Statutory Damages In Copyright Law Make It More Appealing To Sue Than To Innovate
from the problem-in-a-nutshell dept
However, the completely unrealistic statutory damages have created other problems as well -- and defenders of the statutory damage rates may want to pay attention here, since it actually makes life a lot worse for the content creators copyright law is supposedly supposed to "protect." It's highlighted in some comments from Pandora's CEO Joe Kennedy, noting that it's tough to build a legitimate online music service these days because it's a better business model for copyright holders to sue:
"The statutory damages clause (of copyright law) creates a moral hazard... It's too attractive to sue. It's a better business model than saying, 'I'll partner with you and build a business.' The lawyers in the music industry spent too much time suing and fighting, in lieu of developing better business partners."While he goes on to say they're better about it today than in the past, it's still very much true today as well. As we've highlighted, the recording industry has a long history of suing first and negotiating later. In fact, there was a time when pretty much any halfway respectable music startup was being sued by a record label. The labels recognized that hanging that liability over the startups' heads was a way to force them into a negotiating corner. That's no way to build innovative music services. And, of course, even when the labels did end up negotiating, they would use those huge statutory damage threats to wring ridiculous rates out of the startups -- rates that made it impossible to build a real business.

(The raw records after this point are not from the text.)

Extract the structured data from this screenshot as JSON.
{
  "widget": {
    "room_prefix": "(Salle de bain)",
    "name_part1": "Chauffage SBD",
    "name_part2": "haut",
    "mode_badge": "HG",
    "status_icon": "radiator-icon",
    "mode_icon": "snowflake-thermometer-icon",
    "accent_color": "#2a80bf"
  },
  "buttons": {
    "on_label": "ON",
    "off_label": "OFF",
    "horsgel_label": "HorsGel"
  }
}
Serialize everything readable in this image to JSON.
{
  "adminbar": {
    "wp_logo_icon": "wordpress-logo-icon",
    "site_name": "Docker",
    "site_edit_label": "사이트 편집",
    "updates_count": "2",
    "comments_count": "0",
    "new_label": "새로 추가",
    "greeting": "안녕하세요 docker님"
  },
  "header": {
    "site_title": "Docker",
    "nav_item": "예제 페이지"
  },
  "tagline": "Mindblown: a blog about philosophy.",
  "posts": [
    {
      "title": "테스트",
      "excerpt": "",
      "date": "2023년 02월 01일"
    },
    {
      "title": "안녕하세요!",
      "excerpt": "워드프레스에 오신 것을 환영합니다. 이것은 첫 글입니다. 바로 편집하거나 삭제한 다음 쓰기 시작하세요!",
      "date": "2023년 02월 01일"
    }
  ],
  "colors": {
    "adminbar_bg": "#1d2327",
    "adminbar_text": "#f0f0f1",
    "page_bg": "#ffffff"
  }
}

So isn't it about time that we dumped these statutory damage rates? Or drastically lowered them? Unfortunately, you hear no movement in that direction.

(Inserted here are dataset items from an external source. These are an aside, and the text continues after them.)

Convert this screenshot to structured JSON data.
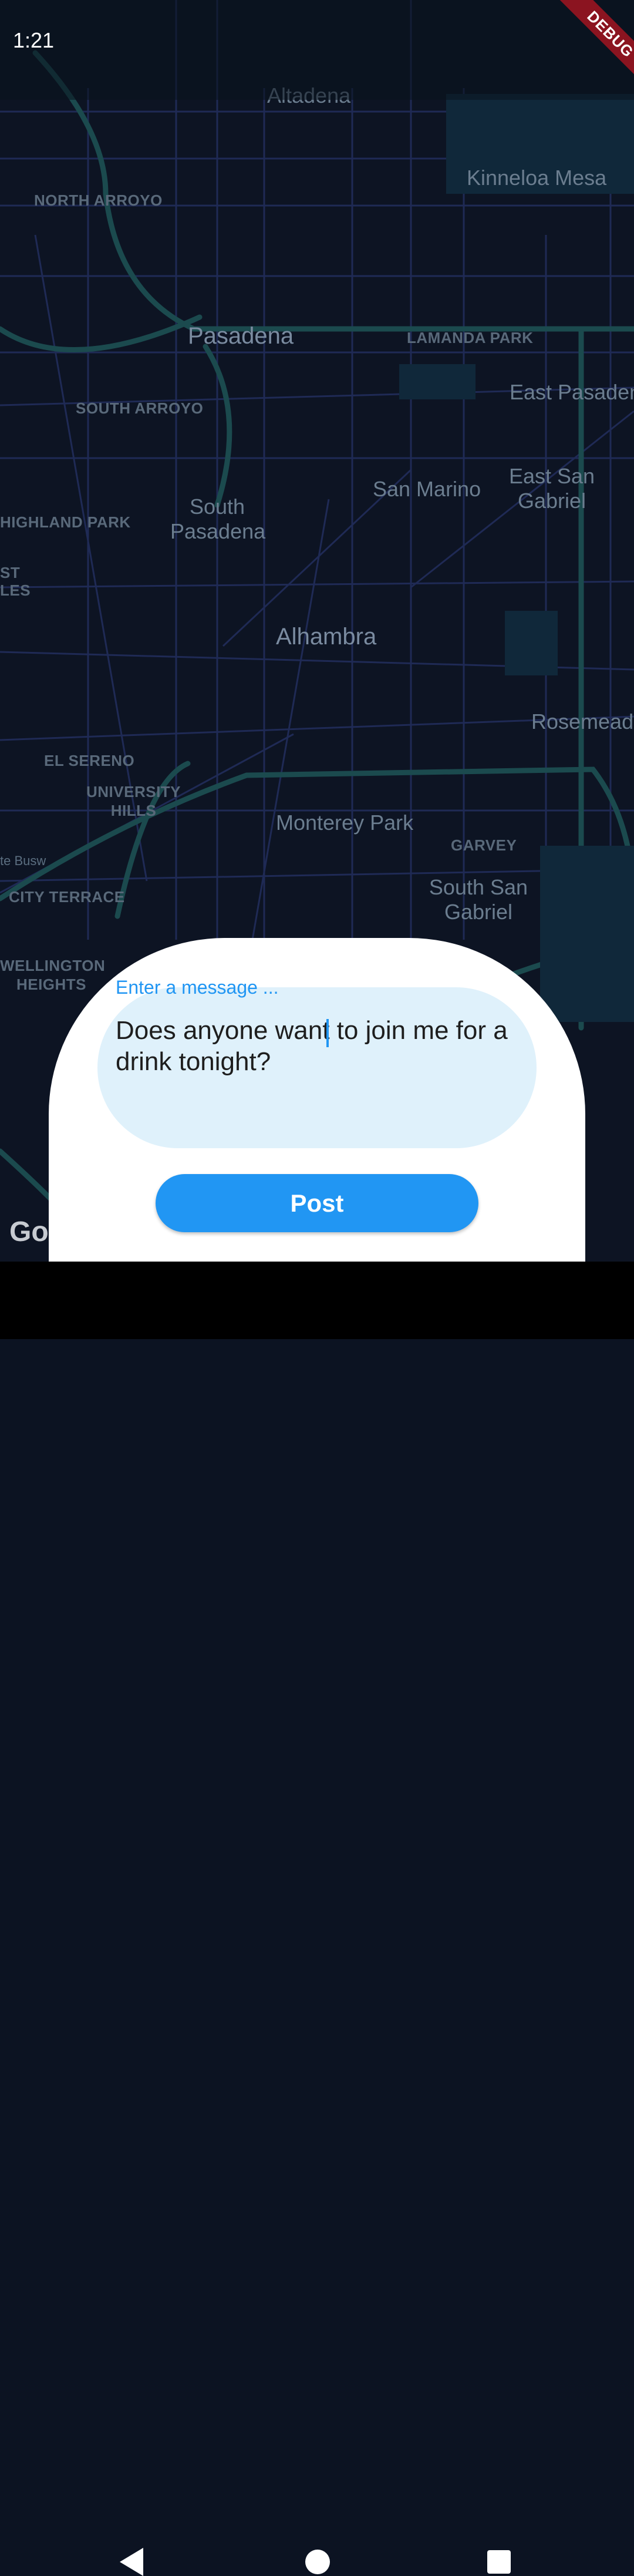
{
  "status_bar": {
    "time": "1:21"
  },
  "debug_banner": "DEBUG",
  "map": {
    "labels": {
      "altadena": "Altadena",
      "kinneloa_mesa": "Kinneloa Mesa",
      "north_arroyo": "NORTH ARROYO",
      "pasadena": "Pasadena",
      "lamanda_park": "LAMANDA PARK",
      "east_pasadena": "East Pasaden",
      "south_arroyo": "SOUTH ARROYO",
      "south_pasadena_1": "South",
      "south_pasadena_2": "Pasadena",
      "san_marino": "San Marino",
      "east_san_gabriel_1": "East San",
      "east_san_gabriel_2": "Gabriel",
      "highland_park": "HIGHLAND PARK",
      "east_la_1": "ST",
      "east_la_2": "LES",
      "alhambra": "Alhambra",
      "rosemead": "Rosemead",
      "el_sereno": "EL SERENO",
      "university_hills_1": "UNIVERSITY",
      "university_hills_2": "HILLS",
      "monterey_park": "Monterey Park",
      "garvey": "GARVEY",
      "busway": "te Busw",
      "city_terrace": "CITY TERRACE",
      "south_san_gabriel_1": "South San",
      "south_san_gabriel_2": "Gabriel",
      "wellington_heights_1": "WELLINGTON",
      "wellington_heights_2": "HEIGHTS"
    },
    "google_logo": "Go"
  },
  "compose": {
    "field_label": "Enter a message ...",
    "message_value": "Does anyone want to join me for a drink tonight?",
    "post_label": "Post"
  },
  "nav_bar": {
    "back_icon": "triangle-back-icon",
    "home_icon": "circle-home-icon",
    "recent_icon": "square-recents-icon"
  }
}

The rest of Kennedy's interview is interesting as well. He notes how it's difficult-to-impossible to build a global internet music company due to different copyright laws around the world, and the ridiculous royalty rates demanded by holders in each country. And, he notes that copyright law, itself, needs a massive rethink in the age of computers:
"There is a really fundamental problem that's going to keep coming up over and over again. Computers, in the digital world, work by making copies. I think that we're going to continue to trip over this very fundamental issue. This is the frustration of a computer-science guy in a roomful of lawyers. Until there's some conception of what a copy is in a digital world... there are going to be a whole bunch of cases that are going to be kind of a crap-shoot."